We use the ELBO in variational inference as a proxy to the log marginal likelihood, which is often intractable to compute directly. The ELBO provides a lower bound on the log marginal likelihood, which allows us to perform optimization on a tractable objective function. By optimizing the ELBO, we are indirectly maximizing the log marginal likelihood. Maximizing the ELBO is equivalent to minimizing the KL divergence between the true posterior distribution and an approximate distribution, which allows us to find the optimal approximation of the true posterior.

#### Properties
1. **The evidence is always larger than or equal to the ELBO. We refer to this inequality as the ELBO inequality.**
   $$
   \begin{aligned}
   \text{log }p_{\theta}(x) &= \text{log} \int p_{\theta} (x|z) p(z) dz \\
   &= \text{log}\int p_{\theta}(x, z) dz \\
   &= \text{log}\int p_{\theta}(x, z) \frac{q_{\phi}(z)}{q_{\phi}(z)} dz \\
   &= \text{log}\int q_{\phi}(z) \frac{p_{\theta}(x, z)}{q_{\phi}(z)} dz \\
   &= \text{log} E_{z \sim q_{\phi}} \left [ \frac{p_{\theta}(x, z)}{q_{\phi}(z)} \right ] \\
   &\geq E_{z \sim q_{\phi}} \left [\text{log} \frac{p_{\theta}(x, z)}{q_{\phi}(z)} \right ] \quad \because \text{log}(x) \text{ is a concave function.} \\
   \\
   \therefore \text{evidence} &\geq \text{ELBO}
   \end{aligned}
   $$

2. **KL Divergence between $p_{\theta}(z|x)$ and $q_{\phi}(z)$ equals $\text{evidence} - \text{ELBO}$.**
   $$
   \begin{aligned}
   D_{\text{KL}}(q_{\phi}(z)||p_{\theta}(z|x)) &= \int q_{\phi}(z) \text{log} \frac{q_{\phi}(z)}{p_{\theta}(z|x)} dz \\
   &= E_{z \sim q_{\phi}} \left [\text{log}\frac{q_{\phi}(z)}{p_{\theta}(z|x)} \right ] \\
   &= E_{z \sim q_{\phi}}[\text{log }q_{\phi}(z)] - E_{z \sim q_{\phi}}[\text{log } p_{\theta}(z|x)] \\
   &= E_{z \sim q_{\phi}}[\text{log }q_{\phi}(z)] - E_{z \sim q_{\phi}} \left [ \text{log} \left ( p_{\theta}(z|x) \frac{p_{\theta}(x)}{p_{\theta}(x)} \right ) \right ] \\ 
   &= E_{z \sim q_{\phi}}[\text{log }q_{\phi}(z)] - E_{z \sim q_{\phi}} \left [ \text{log} \frac{p_{\theta}(z, x)}{p_{\theta}(x)} \right ] \\ 
   &= E_{z \sim q_{\phi}}[\text{log }q_{\phi}(z)] - E_{z \sim q_{\phi}} [ \text{log } p_{\theta}(z, x) ] + E_{z \sim q_{\phi}}[\text{log } p_{\theta}(x)] \\ 
   &= \text{log } p_{\theta}(x) - E_{z \sim q_{\phi}} \left [ \text{log} \frac{p_{\theta}(x, z)}{q_{\phi}(z)} \right ] \\
   &= \text{evidence} - \text{ELBO}
   \end{aligned}
   $$

#### Appendix: What is the log marginal likelihood or evidence?

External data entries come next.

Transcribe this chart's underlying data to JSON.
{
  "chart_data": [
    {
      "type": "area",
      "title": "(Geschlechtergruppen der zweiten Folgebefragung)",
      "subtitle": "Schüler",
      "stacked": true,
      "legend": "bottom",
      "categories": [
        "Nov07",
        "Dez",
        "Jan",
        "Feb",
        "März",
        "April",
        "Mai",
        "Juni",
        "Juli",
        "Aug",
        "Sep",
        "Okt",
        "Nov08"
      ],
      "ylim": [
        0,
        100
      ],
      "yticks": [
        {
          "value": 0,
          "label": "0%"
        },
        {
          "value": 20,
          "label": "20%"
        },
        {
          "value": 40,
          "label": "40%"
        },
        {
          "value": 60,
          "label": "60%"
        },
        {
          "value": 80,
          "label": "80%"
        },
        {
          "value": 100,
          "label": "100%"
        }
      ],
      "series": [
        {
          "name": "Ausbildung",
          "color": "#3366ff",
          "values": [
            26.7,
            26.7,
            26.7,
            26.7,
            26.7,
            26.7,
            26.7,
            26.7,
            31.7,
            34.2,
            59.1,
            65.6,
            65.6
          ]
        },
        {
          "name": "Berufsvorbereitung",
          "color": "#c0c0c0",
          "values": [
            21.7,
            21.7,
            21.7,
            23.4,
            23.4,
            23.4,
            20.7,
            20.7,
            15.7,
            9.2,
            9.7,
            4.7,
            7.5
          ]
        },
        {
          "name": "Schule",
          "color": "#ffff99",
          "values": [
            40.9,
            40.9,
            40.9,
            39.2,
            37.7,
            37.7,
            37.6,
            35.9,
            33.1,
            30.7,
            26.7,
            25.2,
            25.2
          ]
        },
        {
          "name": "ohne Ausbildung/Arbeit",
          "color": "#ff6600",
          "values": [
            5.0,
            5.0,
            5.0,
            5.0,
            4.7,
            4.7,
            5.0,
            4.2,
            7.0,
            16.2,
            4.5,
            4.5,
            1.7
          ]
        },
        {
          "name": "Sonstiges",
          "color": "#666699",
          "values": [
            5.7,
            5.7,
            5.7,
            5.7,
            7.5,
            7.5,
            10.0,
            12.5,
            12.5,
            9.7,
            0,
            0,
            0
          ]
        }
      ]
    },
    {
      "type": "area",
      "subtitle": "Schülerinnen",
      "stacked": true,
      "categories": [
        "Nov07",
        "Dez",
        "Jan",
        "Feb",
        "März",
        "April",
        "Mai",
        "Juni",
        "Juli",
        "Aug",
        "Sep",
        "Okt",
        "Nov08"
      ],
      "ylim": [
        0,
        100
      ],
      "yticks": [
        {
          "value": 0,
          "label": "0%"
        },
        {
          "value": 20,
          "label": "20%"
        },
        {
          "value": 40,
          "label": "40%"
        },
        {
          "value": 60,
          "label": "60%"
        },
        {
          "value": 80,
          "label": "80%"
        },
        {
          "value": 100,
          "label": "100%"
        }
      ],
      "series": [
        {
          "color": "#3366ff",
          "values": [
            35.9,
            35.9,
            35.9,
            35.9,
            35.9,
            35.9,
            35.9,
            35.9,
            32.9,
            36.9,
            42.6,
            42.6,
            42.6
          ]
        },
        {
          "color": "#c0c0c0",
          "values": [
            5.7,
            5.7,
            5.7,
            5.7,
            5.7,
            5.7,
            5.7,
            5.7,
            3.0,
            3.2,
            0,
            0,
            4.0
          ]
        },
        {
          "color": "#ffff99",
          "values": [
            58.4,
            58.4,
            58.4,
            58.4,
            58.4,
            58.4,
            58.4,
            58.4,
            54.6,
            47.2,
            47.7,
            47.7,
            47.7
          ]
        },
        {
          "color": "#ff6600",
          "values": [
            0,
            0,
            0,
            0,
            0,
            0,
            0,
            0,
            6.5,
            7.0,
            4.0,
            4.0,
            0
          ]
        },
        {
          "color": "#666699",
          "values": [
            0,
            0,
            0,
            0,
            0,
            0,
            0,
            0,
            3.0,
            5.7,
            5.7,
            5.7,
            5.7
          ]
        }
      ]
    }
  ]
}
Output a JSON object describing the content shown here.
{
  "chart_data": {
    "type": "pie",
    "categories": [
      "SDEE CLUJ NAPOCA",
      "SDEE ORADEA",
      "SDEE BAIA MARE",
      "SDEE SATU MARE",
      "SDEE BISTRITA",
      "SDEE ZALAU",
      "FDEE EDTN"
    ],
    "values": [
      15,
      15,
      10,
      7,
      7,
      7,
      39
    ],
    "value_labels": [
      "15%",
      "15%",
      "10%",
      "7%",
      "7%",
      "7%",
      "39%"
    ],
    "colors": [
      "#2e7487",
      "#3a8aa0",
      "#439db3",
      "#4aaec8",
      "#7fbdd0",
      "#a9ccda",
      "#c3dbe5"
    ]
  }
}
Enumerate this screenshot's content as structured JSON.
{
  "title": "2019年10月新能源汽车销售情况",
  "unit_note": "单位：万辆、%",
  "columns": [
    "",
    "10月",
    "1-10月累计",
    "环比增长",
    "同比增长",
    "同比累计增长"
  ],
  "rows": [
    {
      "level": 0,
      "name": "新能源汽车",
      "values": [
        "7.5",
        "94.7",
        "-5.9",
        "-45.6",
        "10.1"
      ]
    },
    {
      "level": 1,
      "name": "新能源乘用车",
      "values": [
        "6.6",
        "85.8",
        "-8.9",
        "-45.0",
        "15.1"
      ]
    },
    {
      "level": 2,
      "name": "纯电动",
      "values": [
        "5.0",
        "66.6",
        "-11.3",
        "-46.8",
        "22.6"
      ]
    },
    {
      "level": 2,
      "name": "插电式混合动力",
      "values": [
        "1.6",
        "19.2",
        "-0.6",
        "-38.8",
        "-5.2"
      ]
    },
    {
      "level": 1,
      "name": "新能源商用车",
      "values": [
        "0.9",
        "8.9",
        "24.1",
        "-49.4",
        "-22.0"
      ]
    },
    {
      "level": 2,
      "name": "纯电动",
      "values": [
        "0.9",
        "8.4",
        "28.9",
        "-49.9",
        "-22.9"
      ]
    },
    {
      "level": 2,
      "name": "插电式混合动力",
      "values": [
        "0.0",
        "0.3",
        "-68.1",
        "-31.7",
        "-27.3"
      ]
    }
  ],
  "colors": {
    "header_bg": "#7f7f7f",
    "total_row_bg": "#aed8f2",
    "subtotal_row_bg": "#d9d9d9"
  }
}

The log marginal likelihood (also known as evidence) measures the probability of observing the given data, averaged over all possible values of the model parameters. It is defined as:

$$\log p(x) = \log \int p(x|\theta)p(\theta) d\theta$$

where $x$ is the observed data, $\theta$ are the model parameters, $p(x|\theta)$ is the likelihood function, and $p(\theta)$ is the prior distribution of the parameters.

The log marginal likelihood is often used as a model selection criterion, since it penalizes complex models that overfit the data by assigning low probability to them. In Bayesian inference, the log marginal likelihood is also used to compute the Bayes factor, which compares the evidence of two competing models.